15. INCLEMENT WEATHER: Customer agrees to indemnify, hold harmless, release and defend Signature from any and all Damages arising out of any effects of inclement weather. Customer shall be solely responsible for any such losses, or it will look solely to its insurance coverage. Customer waives all rights of subrogation for itself and its insurance carriers.
16. NON-WAIVER: No waiver by any Party of any of the provisions hereof shall be effective unless explicitly set forth in writing and signed by the Party so waiving. No waiver by any Party shall operate or be construed as a waiver in respect of any failure, breach or default not expressly identified by such written waiver, whether of a similar or different character, and whether occurring before or after that waiver. No failure to exercise, or delay in exercising, any right, remedy, power or privilege arising from these Terms shall operate or be construed as a waiver thereof; nor shall any single or partial exercise of any right, remedy, power or privilege hereunder preclude any other or further exercise thereof or the exercise of any other right, remedy, power or privilege.

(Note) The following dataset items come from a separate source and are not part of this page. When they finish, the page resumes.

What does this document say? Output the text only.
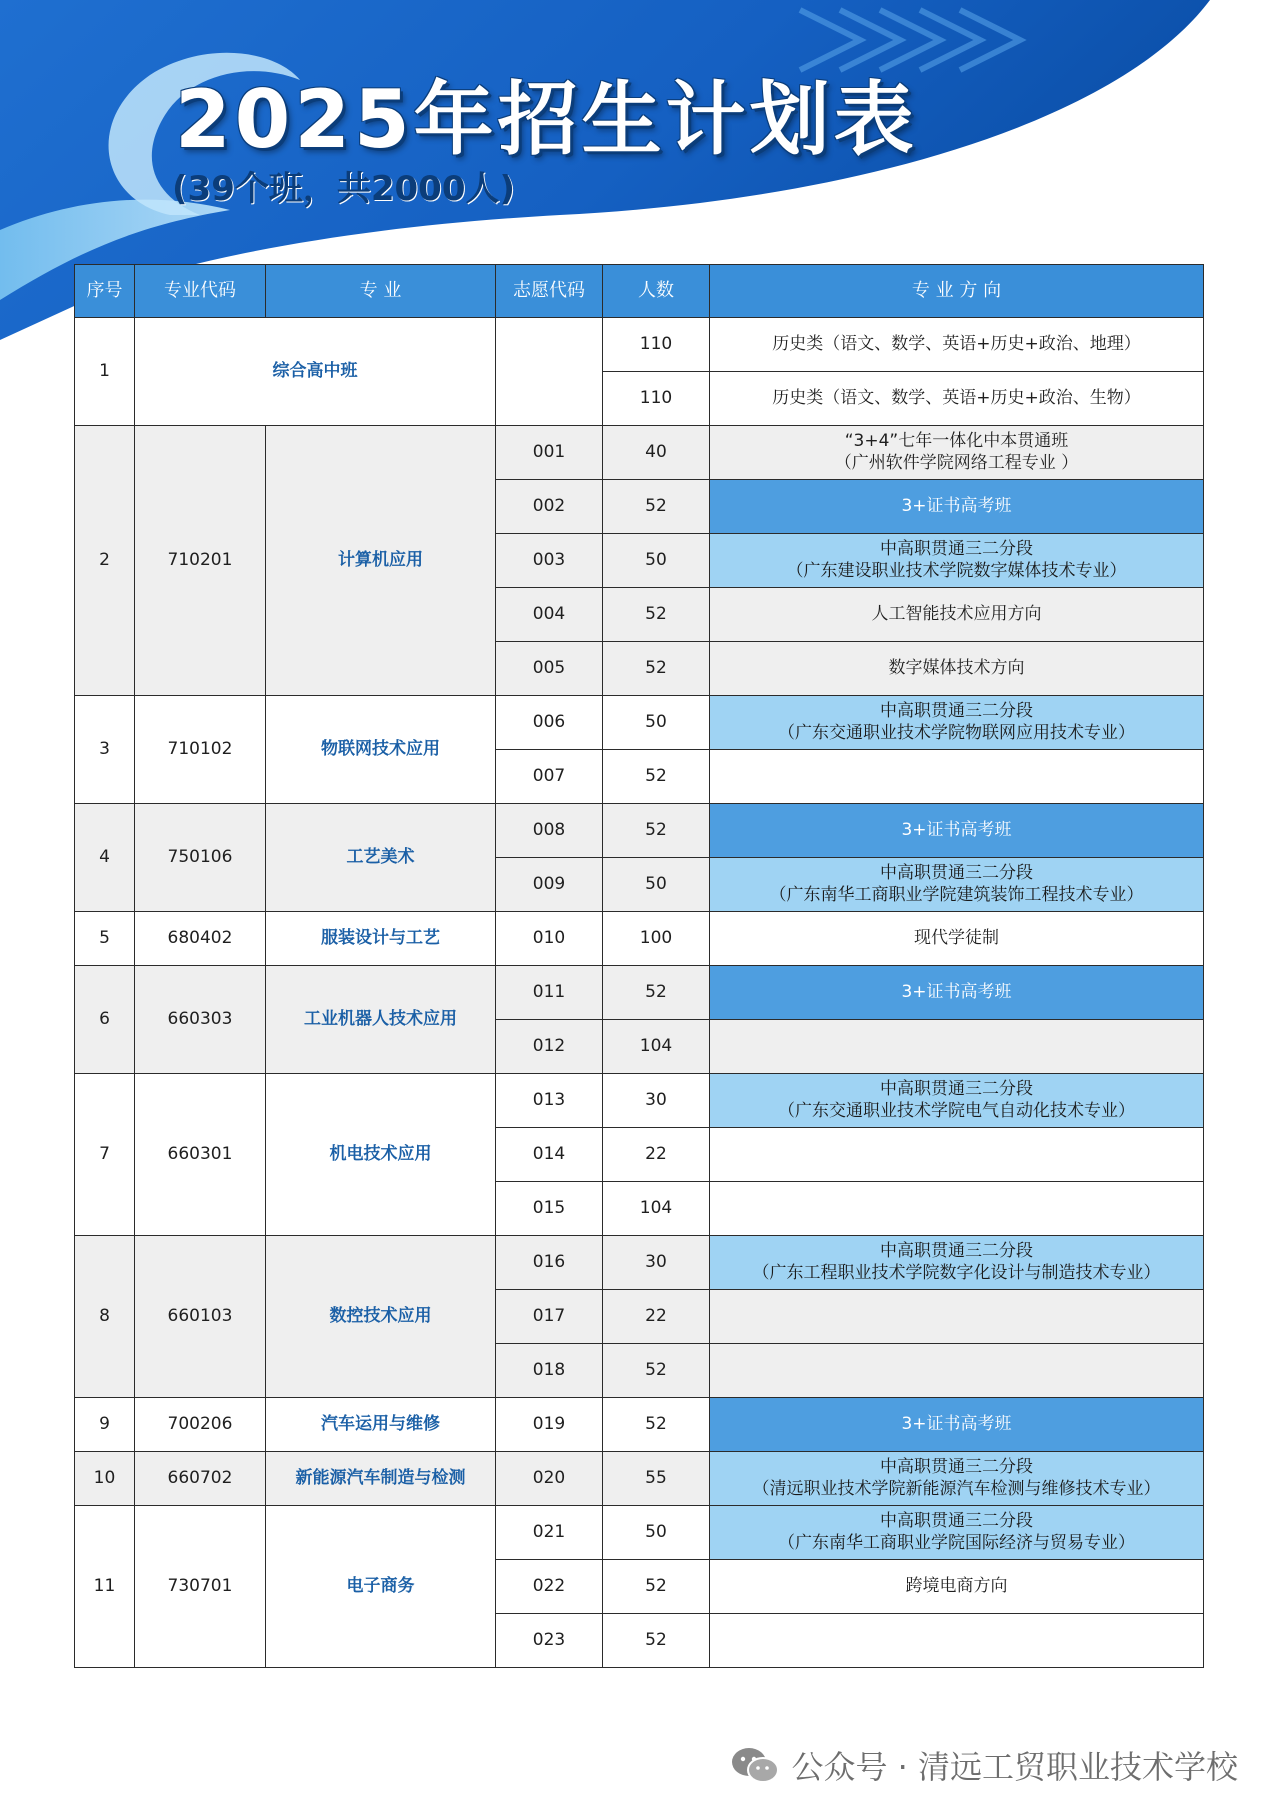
2025年招生计划表

(39个班，共2000人)

序号	专业代码	专 业	志愿代码	人数	专 业 方 向
1	综合高中班			110	历史类（语文、数学、英语+历史+政治、地理）

				110	历史类（语文、数学、英语+历史+政治、生物）

2	710201	计算机应用	001	40	“3+4”七年一体化中本贯通班
（广州软件学院网络工程专业 ）

			002	52	3+证书高考班

			003	50	中高职贯通三二分段
（广东建设职业技术学院数字媒体技术专业）

			004	52	人工智能技术应用方向

			005	52	数字媒体技术方向

3	710102	物联网技术应用	006	50	中高职贯通三二分段
（广东交通职业技术学院物联网应用技术专业）

			007	52	

4	750106	工艺美术	008	52	3+证书高考班

			009	50	中高职贯通三二分段
（广东南华工商职业学院建筑装饰工程技术专业）

5	680402	服装设计与工艺	010	100	现代学徒制

6	660303	工业机器人技术应用	011	52	3+证书高考班

			012	104	

7	660301	机电技术应用	013	30	中高职贯通三二分段
（广东交通职业技术学院电气自动化技术专业）

			014	22	

			015	104	

8	660103	数控技术应用	016	30	中高职贯通三二分段
（广东工程职业技术学院数字化设计与制造技术专业）

			017	22	

			018	52	

9	700206	汽车运用与维修	019	52	3+证书高考班

10	660702	新能源汽车制造与检测	020	55	中高职贯通三二分段
（清远职业技术学院新能源汽车检测与维修技术专业）

11	730701	电子商务	021	50	中高职贯通三二分段
（广东南华工商职业学院国际经济与贸易专业）

			022	52	跨境电商方向

			023	52	
公众号 · 清远工贸职业技术学校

17. DATA PRIVACY: Signature uses Customer passenger and flight crew personal details to provide flight related services including facilitating passenger and flight crew entry into and exit from the country [and state] where the flight lands, or from which the flight departs. This necessarily includes handling information provided by Customer or its agent related to the passengers and flight crew passport and visa details, and if relevant, flight related health/access requirements and/or dietary/religious preferences or requests.
18. TRADE CONTROLS/SANCTIONS: Customer represents that Customer, the Aircraft and its owner(s)/operator, Customer’s passengers, origin, destination, and the purpose of route are not subject to sanctions, that the flight is being carried out in compliance with applicable trade controls, and that providing the Services will not cause Signature to be in violation of any trade controls or subject to any sanctions or other penalties. Trade controls include restrictions on: (i) transactions or other dealings with sanctioned countries/territories or sanctioned entities, individuals, or governments; (ii) exports, reexports, and other transfers of goods, software, and technology across borders, or to persons of other nationalities; and (iii) direct or indirect support of certain unsanctioned non-U.S. boycotts. Customer retains responsibility for compliance with all applicable trade controls. Any violation Signature discovers may result in immediate termination of the Services and may be reported to law enforcement authorities.
19. APPLICABILITY: These Terms shall apply at each of Signature’s fixed base operations with respect to the Customer and/or the Aircraft.
20. SEVERABILITY: If any authority with proper jurisdiction determines that any provision is illegal, unenforceable, or invalid in whole or in part for any reason, all valid and enforceable provisions remain unaffected.
21. WAIVER OF JURY TRIAL: THE PARTIES STIPULATE THAT TRIAL BY JURY IS WAIVED.